すると。意外にも引き出しのどこからかソーイングセット的な物が取り出されて、当たり前のようにそれを持ったサンジはソファーにドッカリと座るのだった。
サンジの持ち物にそんな道具も含まれていたとは全く知らなかったゾロはいくらかポカンとしながらその様子を眺めていたが、隣りには座ろうとせず、ソファーにもたれるような位置でペタンと床に胡座をかいた。
そして少しだけ首を傾げるようにして、サンジの手元に注目していた。
――それはなんということもない仕草だったはずなのに、ゾロがそんなふうにするとサンジは、何か小さい生き物が足元に擦り寄ってきたような気持ちになった。手を伸ばしてワシャワシャと撫でてやりたくなるような。
けれども今伸ばすべき手は、降り懸かってきた針仕事のために両方ともふさがっている。なのでサンジはただそっと、頬を緩めて微笑んだ。穏やかな心地だった。
「へ〜え、コックお前そんなこともできるんだな。変わった奴だな」
スイスイと器用な手つき。何やら糸を口にくわえたりするこなれた姿。それは材料からあっという間に料理を作る動作にも似て、ゾロにしてみれば魔法のようだった。

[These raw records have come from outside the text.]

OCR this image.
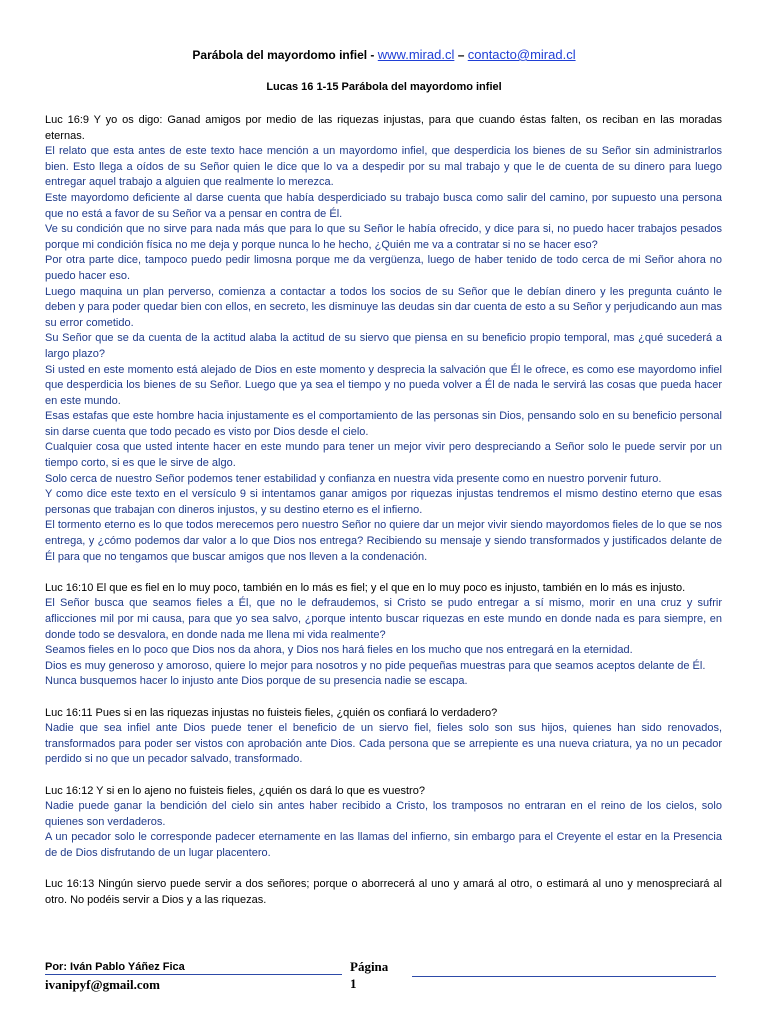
Parábola del mayordomo infiel - www.mirad.cl – contacto@mirad.cl
Lucas 16 1-15 Parábola del mayordomo infiel

Luc 16:9 Y yo os digo: Ganad amigos por medio de las riquezas injustas, para que cuando éstas falten, os reciban en las moradas eternas.

El relato que esta antes de este texto hace mención a un mayordomo infiel, que desperdicia los bienes de su Señor sin administrarlos bien. Esto llega a oídos de su Señor quien le dice que lo va a despedir por su mal trabajo y que le de cuenta de su dinero para luego entregar aquel trabajo a alguien que realmente lo merezca.

Este mayordomo deficiente al darse cuenta que había desperdiciado su trabajo busca como salir del camino, por supuesto una persona que no está a favor de su Señor va a pensar en contra de Él.

Ve su condición que no sirve para nada más que para lo que su Señor le había ofrecido, y dice para si, no puedo hacer trabajos pesados porque mi condición física no me deja y porque nunca lo he hecho, ¿Quién me va a contratar si no se hacer eso?

Por otra parte dice, tampoco puedo pedir limosna porque me da vergüenza, luego de haber tenido de todo cerca de mi Señor ahora no puedo hacer eso.

Luego maquina un plan perverso, comienza a contactar a todos los socios de su Señor que le debían dinero y les pregunta cuánto le deben y para poder quedar bien con ellos, en secreto, les disminuye las deudas sin dar cuenta de esto a su Señor y perjudicando aun mas su error cometido.

Su Señor que se da cuenta de la actitud alaba la actitud de su siervo que piensa en su beneficio propio temporal, mas ¿qué sucederá a largo plazo?

Si usted en este momento está alejado de Dios en este momento y desprecia la salvación que Él le ofrece, es como ese mayordomo infiel que desperdicia los bienes de su Señor. Luego que ya sea el tiempo y no pueda volver a Él de nada le servirá las cosas que pueda hacer en este mundo.

Esas estafas que este hombre hacia injustamente es el comportamiento de las personas sin Dios, pensando solo en su beneficio personal sin darse cuenta que todo pecado es visto por Dios desde el cielo.

Cualquier cosa que usted intente hacer en este mundo para tener un mejor vivir pero despreciando a Señor solo le puede servir por un tiempo corto, si es que le sirve de algo.

Solo cerca de nuestro Señor podemos tener estabilidad y confianza en nuestra vida presente como en nuestro porvenir futuro.

Y como dice este texto en el versículo 9 si intentamos ganar amigos por riquezas injustas tendremos el mismo destino eterno que esas personas que trabajan con dineros injustos, y su destino eterno es el infierno.

El tormento eterno es lo que todos merecemos pero nuestro Señor no quiere dar un mejor vivir siendo mayordomos fieles de lo que se nos entrega, y ¿cómo podemos dar valor a lo que Dios nos entrega? Recibiendo su mensaje y siendo transformados y justificados delante de Él para que no tengamos que buscar amigos que nos lleven a la condenación.

Luc 16:10 El que es fiel en lo muy poco, también en lo más es fiel; y el que en lo muy poco es injusto, también en lo más es injusto.

El Señor busca que seamos fieles a Él, que no le defraudemos, si Cristo se pudo entregar a sí mismo, morir en una cruz y sufrir aflicciones mil por mi causa, para que yo sea salvo, ¿porque intento buscar riquezas en este mundo en donde nada es para siempre, en donde todo se desvalora, en donde nada me llena mi vida realmente?

Seamos fieles en lo poco que Dios nos da ahora, y Dios nos hará fieles en los mucho que nos entregará en la eternidad.

Dios es muy generoso y amoroso, quiere lo mejor para nosotros y no pide pequeñas muestras para que seamos aceptos delante de Él.

Nunca busquemos hacer lo injusto ante Dios porque de su presencia nadie se escapa.

Luc 16:11 Pues si en las riquezas injustas no fuisteis fieles, ¿quién os confiará lo verdadero?

Nadie que sea infiel ante Dios puede tener el beneficio de un siervo fiel, fieles solo son sus hijos, quienes han sido renovados, transformados para poder ser vistos con aprobación ante Dios. Cada persona que se arrepiente es una nueva criatura, ya no un pecador perdido si no que un pecador salvado, transformado.

Luc 16:12 Y si en lo ajeno no fuisteis fieles, ¿quién os dará lo que es vuestro?

Nadie puede ganar la bendición del cielo sin antes haber recibido a Cristo, los tramposos no entraran en el reino de los cielos, solo quienes son verdaderos.

A un pecador solo le corresponde padecer eternamente en las llamas del infierno, sin embargo para el Creyente el estar en la Presencia de de Dios disfrutando de un lugar placentero.

Luc 16:13 Ningún siervo puede servir a dos señores; porque o aborrecerá al uno y amará al otro, o estimará al uno y menospreciará al otro. No podéis servir a Dios y a las riquezas.

Por: Iván Pablo Yáñez Fica
ivanipyf@gmail.com
Página
1
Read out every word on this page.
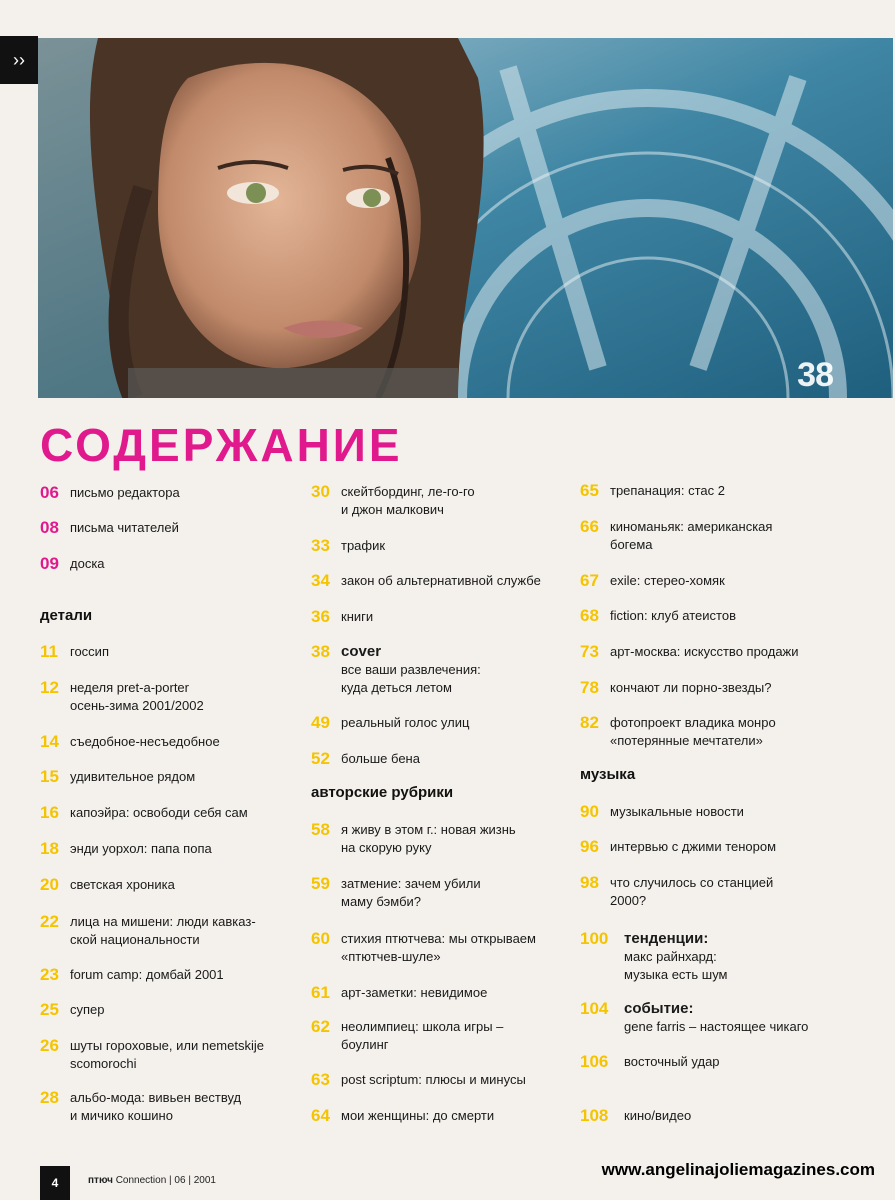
››
38
СОДЕРЖАНИЕ
06 письмо редактора
08 письма читателей
09 доска
детали
11 госсип
12 неделя pret-a-porter
осень-зима 2001/2002
14 съедобное-несъедобное
15 удивительное рядом
16 капоэйра: освободи себя сам
18 энди уорхол: папа попа
20 светская хроника
22 лица на мишени: люди кавказ-
ской национальности
23 forum camp: домбай 2001
25 супер
26 шуты гороховые, или nemetskije
scomorochi
28 альбо-мода: вивьен вествуд
и мичико кошино
30 скейтбординг, ле-го-го
и джон малкович
33 трафик
34 закон об альтернативной службе
36 книги
38 cover
все ваши развлечения:
куда деться летом
49 реальный голос улиц
52 больше бена
авторские рубрики
58 я живу в этом г.: новая жизнь
на скорую руку
59 затмение: зачем убили
маму бэмби?
60 стихия птютчева: мы открываем
«птютчев-шуле»
61 арт-заметки: невидимое
62 неолимпиец: школа игры –
боулинг
63 post scriptum: плюсы и минусы
64 мои женщины: до смерти
65 трепанация: стас 2
66 киноманьяк: американская
богема
67 exile: стерео-хомяк
68 fiction: клуб атеистов
73 арт-москва: искусство продажи
78 кончают ли порно-звезды?
82 фотопроект владика монро
«потерянные мечтатели»
музыка
90 музыкальные новости
96 интервью с джими тенором
98 что случилось со станцией
2000?
100	тенденции:
макс райнхард:
музыка есть шум
104	событие:
gene farris – настоящее чикаго
106	восточный удар
108	кино/видео
4	птюч Connection | 06 | 2001
www.angelinajoliemagazines.com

「変わった…ってお前な、こんくらい、普通できるだろ。…あーいや、このテのフツウをてめェやルフィに説くのは無駄か」
――チクチクチク。
踊るように針が滑っていくのをゾロは思わず食い入るように見つめた。
「フッ…さっきからなんなんだよゾロ、そのほうけたツラ」
「…や、うまいモンだなと思って…」
「あー?…うん、おれァできねェ事以外はなんでもできる男だかんな」
「??………そうか」
「(Σツッコミ無しか!)
……なあゾロ、…お前は可愛いね」
「あ゙ァ?!いらねェこと言うな気持ち悪ィ」
「なんで?…すげー可愛いくて好きなんだよ。なんだかんだおれにまとわり付いてくる、お前のそーゆーところ」
「…まとわり付くって何だよ。…それって別におれじゃなくてもよさそうじゃねーか」
「はあ?!なんだお前わざとだろそれ。んな、可愛いコぶったって甘やかしてやんねーぞおれァ」
…などと言いながら、すでに甘甘にとろけた顔でサンジは笑った。